I have recently developed a simple app that sits on my desktop and allows me to add specific tags/text to the 'comment' field of the currently playing track in my iTunes library, the text added depending on the item clicked in some drop-down menus.

This is fine for when I am sitting at my Mac, but most of the time I would like to be able to add tags from a distance, i.e. remotely, using the iPhone, so I started to develop my first iPhone app for this purpose.

I have succesfully designed a simple Tab Bar Application, with two views, which have all the buttons I need, but now I am stumped as to how to set up the remote part of the app. On the Desktop version I simply wrote some applescript with sections for each of the menu items. On the iPhone I am not sure how I would go about this.

Any help with this, either with the procedure I need to follow, or pointing me in the right direction of a tutorial or some such thing, would be gratefully received.

thanks

nick.
 

PhoneyDeveloper

macrumors 68040
Sep 2, 2008
3,114
93
So what you want is that if you're sitting in a coffee shop listening to some tune on your phone you can then save some comments and then later have these comments show up in iTunes on your desktop mac?

This is basically a syncing problem and apple hasn't made it very easy to implement this.

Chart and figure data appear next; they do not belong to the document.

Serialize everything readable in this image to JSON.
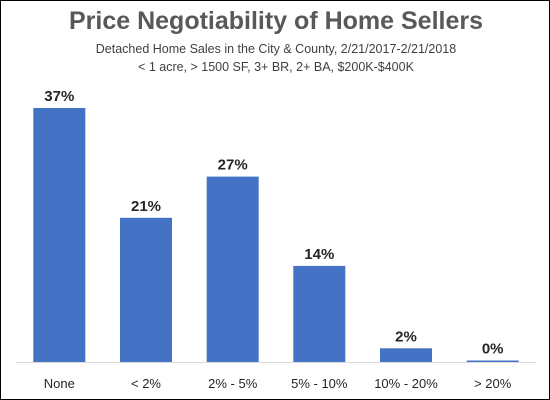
{
  "chart_data": {
    "type": "bar",
    "title": "Price Negotiability of Home Sellers",
    "subtitle": [
      "Detached Home Sales in the City & County, 2/21/2017-2/21/2018",
      "< 1 acre, > 1500 SF, 3+ BR, 2+ BA, $200K-$400K"
    ],
    "categories": [
      "None",
      "< 2%",
      "2% - 5%",
      "5% - 10%",
      "10% - 20%",
      "> 20%"
    ],
    "values": [
      37,
      21,
      27,
      14,
      2,
      0
    ],
    "data_labels": [
      "37%",
      "21%",
      "27%",
      "14%",
      "2%",
      "0%"
    ],
    "xlabel": "",
    "ylabel": "",
    "ylim": [
      0,
      37
    ],
    "grid": false,
    "legend": "none",
    "bar_color": "#4472C4",
    "axis_color": "#D9D9D9",
    "title_color": "#595959"
  }
}
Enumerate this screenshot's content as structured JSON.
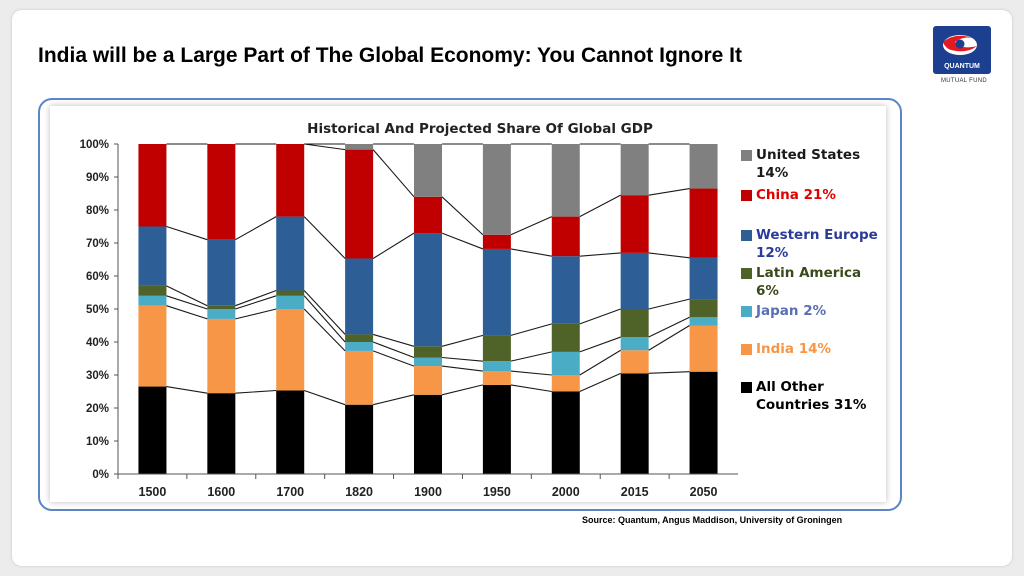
{
  "slide": {
    "title": "India will be a Large Part of The Global Economy: You Cannot Ignore It",
    "source": "Source: Quantum, Angus Maddison, University of Groningen"
  },
  "logo": {
    "name": "QUANTUM",
    "subtitle": "MUTUAL FUND",
    "colors": {
      "box": "#1c3f8f",
      "swirl_red": "#e21b23",
      "swirl_white": "#ffffff"
    }
  },
  "legend": {
    "items": [
      {
        "key": "us",
        "label": "United States",
        "sub": "14%",
        "color": "#808080",
        "text_color": "#1a1a1a"
      },
      {
        "key": "china",
        "label": "China 21%",
        "sub": "",
        "color": "#c00000",
        "text_color": "#e00000"
      },
      {
        "key": "we",
        "label": "Western Europe",
        "sub": "12%",
        "color": "#2e5e96",
        "text_color": "#2a3b9a"
      },
      {
        "key": "la",
        "label": "Latin America",
        "sub": "6%",
        "color": "#4f6228",
        "text_color": "#3b4a1a"
      },
      {
        "key": "japan",
        "label": "Japan 2%",
        "sub": "",
        "color": "#4bacc6",
        "text_color": "#5a6fb3"
      },
      {
        "key": "india",
        "label": "India 14%",
        "sub": "",
        "color": "#f79646",
        "text_color": "#f79646"
      },
      {
        "key": "other",
        "label": "All Other",
        "sub": "Countries 31%",
        "color": "#000000",
        "text_color": "#000000"
      }
    ]
  },
  "chart_data": {
    "type": "bar",
    "stacked": true,
    "title": "Historical And Projected Share Of Global GDP",
    "categories": [
      "1500",
      "1600",
      "1700",
      "1820",
      "1900",
      "1950",
      "2000",
      "2015",
      "2050"
    ],
    "y_ticks": [
      "0%",
      "10%",
      "20%",
      "30%",
      "40%",
      "50%",
      "60%",
      "70%",
      "80%",
      "90%",
      "100%"
    ],
    "ylim": [
      0,
      100
    ],
    "connector_lines": true,
    "series": [
      {
        "name": "All Other Countries",
        "color": "#000000",
        "values": [
          26.5,
          24.5,
          25.3,
          21,
          24,
          27,
          25,
          30.5,
          31
        ]
      },
      {
        "name": "India",
        "color": "#f79646",
        "values": [
          24.5,
          22.5,
          24.7,
          16.3,
          8.7,
          4.2,
          5,
          7,
          14
        ]
      },
      {
        "name": "Japan",
        "color": "#4bacc6",
        "values": [
          3,
          3,
          4,
          2.7,
          2.6,
          3,
          7,
          4,
          2.5
        ]
      },
      {
        "name": "Latin America",
        "color": "#4f6228",
        "values": [
          3,
          1,
          1.6,
          2.3,
          3.4,
          7.8,
          8.5,
          8.5,
          5.5
        ]
      },
      {
        "name": "Western Europe",
        "color": "#2e5e96",
        "values": [
          18,
          20,
          22.4,
          23,
          34.3,
          26.2,
          20.5,
          17,
          12.5
        ]
      },
      {
        "name": "China",
        "color": "#c00000",
        "values": [
          25,
          29,
          22,
          33,
          11,
          4.3,
          12,
          17.5,
          21
        ]
      },
      {
        "name": "United States",
        "color": "#808080",
        "values": [
          0,
          0,
          0,
          1.7,
          16,
          27.5,
          22,
          15.5,
          13.5
        ]
      }
    ]
  }
}
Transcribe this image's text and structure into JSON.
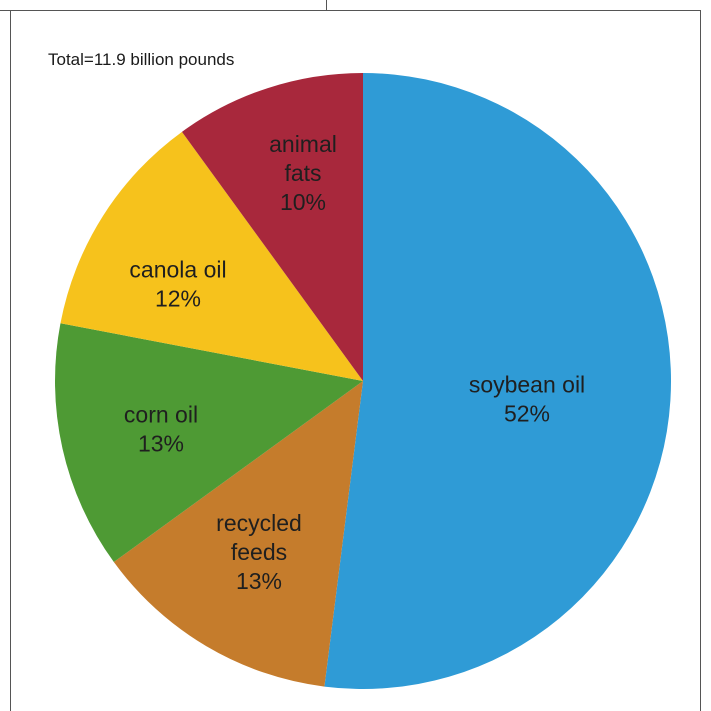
{
  "chart_data": {
    "type": "pie",
    "title": "Total=11.9 billion pounds",
    "slices": [
      {
        "name": "soybean oil",
        "label_lines": [
          "soybean oil",
          "52%"
        ],
        "value": 52,
        "color": "#2f9bd6"
      },
      {
        "name": "recycled feeds",
        "label_lines": [
          "recycled",
          "feeds",
          "13%"
        ],
        "value": 13,
        "color": "#c57c2c"
      },
      {
        "name": "corn oil",
        "label_lines": [
          "corn oil",
          "13%"
        ],
        "value": 13,
        "color": "#4e9a34"
      },
      {
        "name": "canola oil",
        "label_lines": [
          "canola oil",
          "12%"
        ],
        "value": 12,
        "color": "#f6c21c"
      },
      {
        "name": "animal fats",
        "label_lines": [
          "animal",
          "fats",
          "10%"
        ],
        "value": 10,
        "color": "#a8283c"
      }
    ]
  }
}
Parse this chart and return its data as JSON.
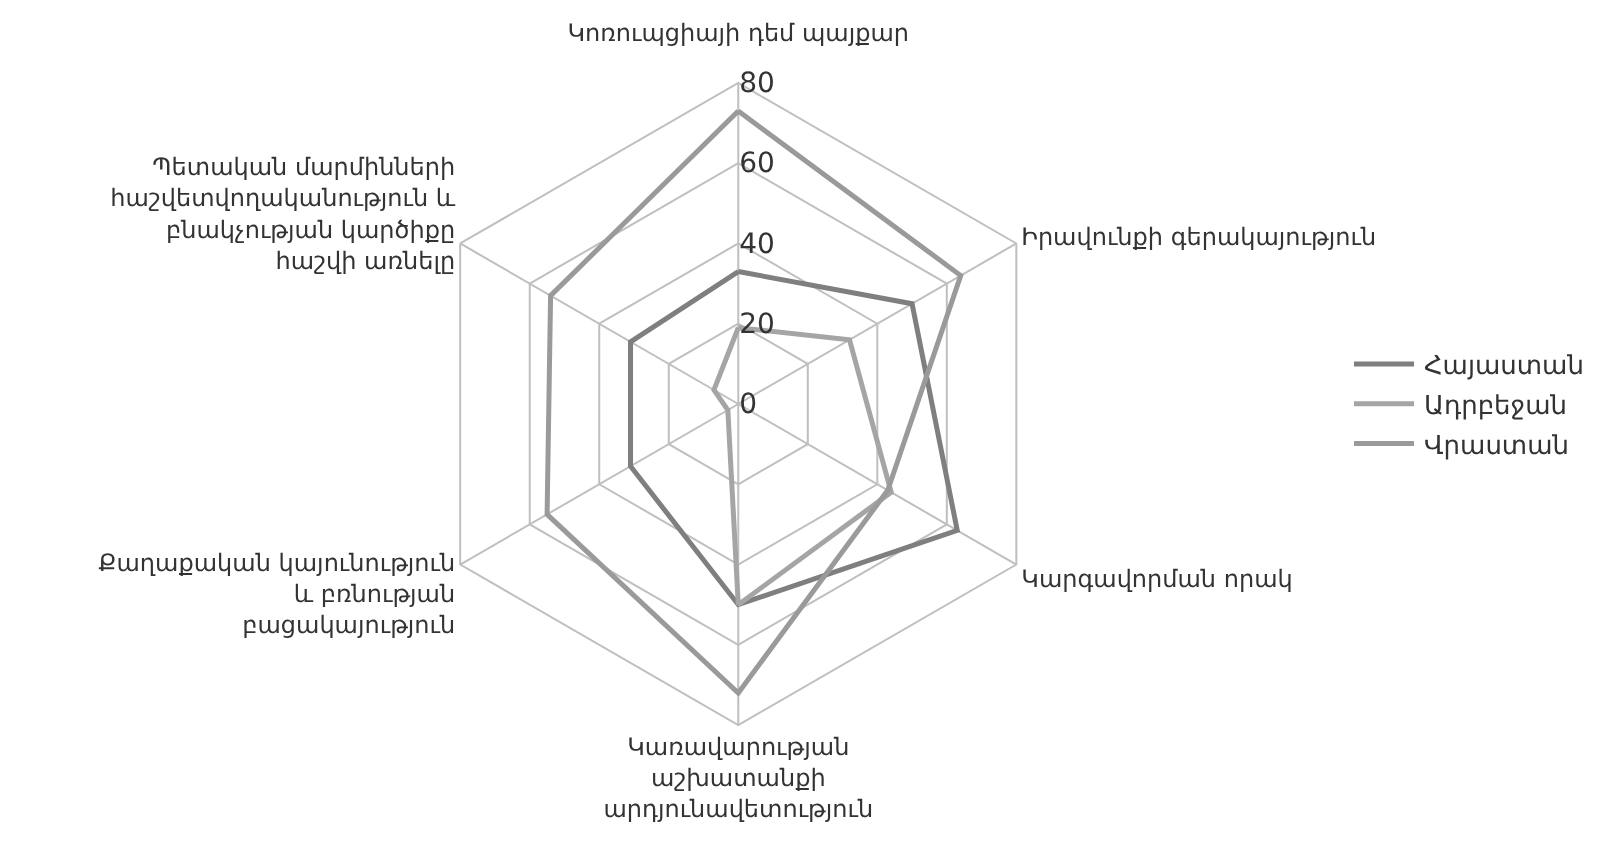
{
  "chart_data": {
    "type": "radar",
    "categories": [
      "Կոռուպցիայի դեմ պայքար",
      "Իրավունքի գերակայություն",
      "Կարգավորման որակ",
      "Կառավարության\nաշխատանքի\nարդյունավետություն",
      "Քաղաքական կայունություն\nև բռնության\nբացակայություն",
      "Պետական մարմինների\nհաշվետվողականություն և\nբնակչության կարծիքը\nհաշվի առնելը"
    ],
    "series": [
      {
        "name": "Հայաստան",
        "color": "#7f7f7f",
        "values": [
          33,
          50,
          63,
          50,
          31,
          31
        ]
      },
      {
        "name": "Ադրբեջան",
        "color": "#a5a5a5",
        "values": [
          19,
          32,
          44,
          50,
          3,
          7
        ]
      },
      {
        "name": "Վրաստան",
        "color": "#9a9a9a",
        "values": [
          73,
          64,
          43,
          72,
          55,
          54
        ]
      }
    ],
    "ylim": [
      0,
      80
    ],
    "yticks": [
      0,
      20,
      40,
      60,
      80
    ],
    "grid": true,
    "legend": "right",
    "marker": "none"
  }
}
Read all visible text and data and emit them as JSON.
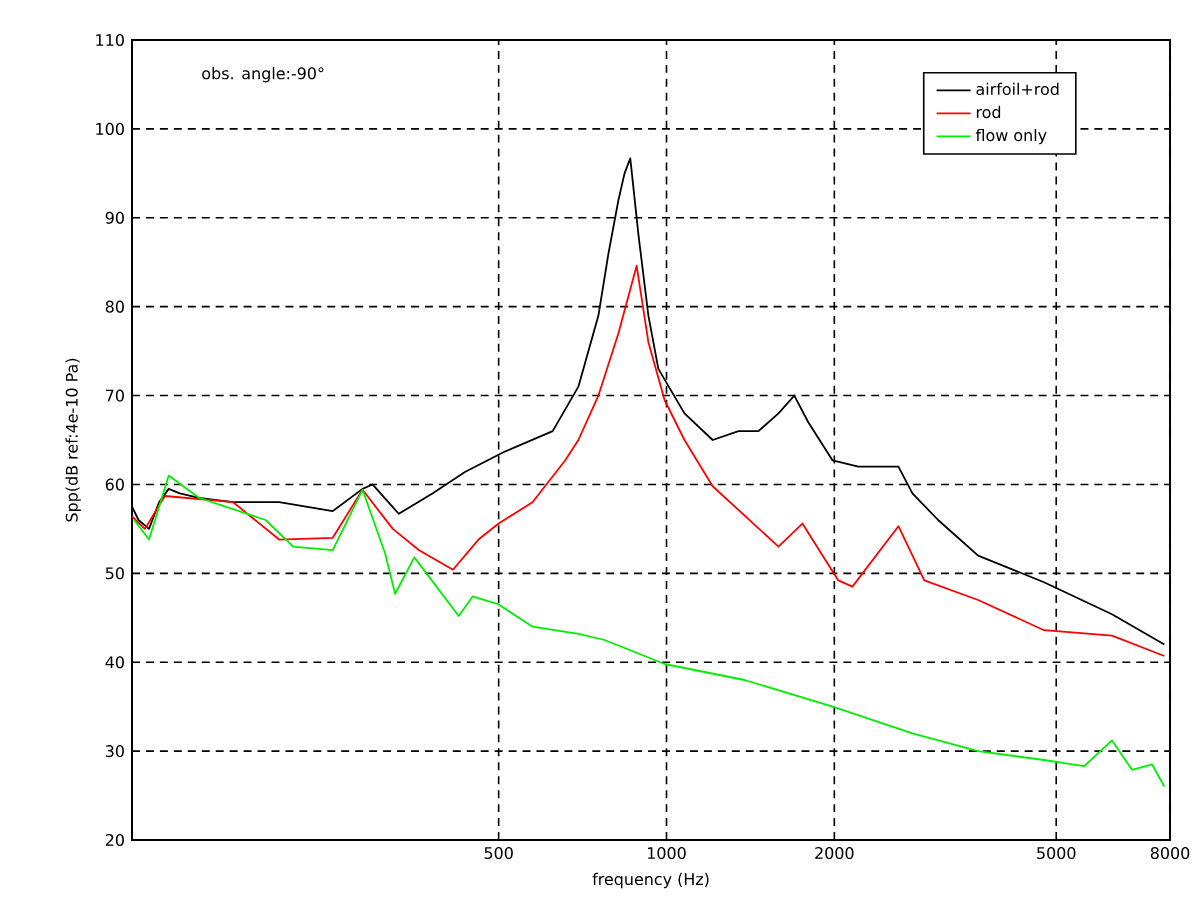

Your structure will include your app on the phone, your app on your desktop, and the ability to connect the two. Your app on the desktop will probably work the same as it does now. It's just that it will get its data from the app on the phone. Probably you want the app to sync when you tell it to but it could always look for the desktop computer that it's supposed to sync to and then sync with it if it finds it. You could also initiate the sync from a menu item in your desktop app, in which case it will look for the device and sync from it.

I'm not sure if an app can tell what music is currently playing on the device. Look into the mediaplayer framework and the iPod Library Access Programming Guide. Look at the WiTap example for a way to discover and connect two machines.

You should also look up descriptions of syncing as this is a moderately complicated process, depending on how you want to implement it.